Thor sentit une vague de souffrance le parcourir.

« NON ! » Thor rejeta la tête en arrière et cria vers les cieux. Il était dévasté par les sanglots tandis qu’il tendait les mains et étreignait Ragon, cet homme généreux qui avait donné sa vie pour garder son fils. Il était submergé par le chagrin et la culpabilité – lentement et fermement une résolution nouvelle s’éleva en lui.

Thor regarda vers les cieux, et il sur ce qu’il avait à faire.

« LYCOPLES ! » hurla-t-il, le cri angoissé d’un père empli de désespoir, empli de furie, sans plus rien à perdre.

Lycoples entendit son cri : elle poussa un cri strident, haut dans les cieux, sa furie égalant celle de Thor, et elle descendit en cercles de plus en plus bas, jusqu’à ce qu’elle atterrisse à seulement quelques mètres.

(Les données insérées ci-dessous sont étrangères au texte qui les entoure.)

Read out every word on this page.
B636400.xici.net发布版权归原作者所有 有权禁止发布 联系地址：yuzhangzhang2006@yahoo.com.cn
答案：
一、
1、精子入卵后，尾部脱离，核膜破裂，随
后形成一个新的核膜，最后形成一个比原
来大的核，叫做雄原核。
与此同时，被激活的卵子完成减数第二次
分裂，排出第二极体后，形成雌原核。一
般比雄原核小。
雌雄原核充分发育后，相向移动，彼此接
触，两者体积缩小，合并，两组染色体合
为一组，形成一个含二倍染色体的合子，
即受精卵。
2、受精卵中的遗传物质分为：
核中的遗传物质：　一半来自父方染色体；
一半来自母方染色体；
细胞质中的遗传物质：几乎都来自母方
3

Sans hésiter, Thor courut vers elle, sauta sur son dos, et s’accrocha fermement à son cou. Il se sentit dynamisé d’être à nouveau sur le dos d’un dragon.

« Attends ! » s’écria O’Connor, se précipitant en avant avec les autres. « Où vas-tu ? »

Thor les regarda droit dans les yeux.

« Vers la Terre du Sang », répondit-il, se sentant plus sûr que jamais dans sa vie. « Je vais sauver mon fils. Quoiqu’il en coûte. »

« Tu seras annihilé », dit Reece, s’avançant avec inquiétude, la voix grave.

« Alors je le serais avec honneur », répondit Thor.

Thor regarda attentivement vers le haut, et il vit la trace des gargouilles, disparaissant dans le ciel – et il sut où il devait aller.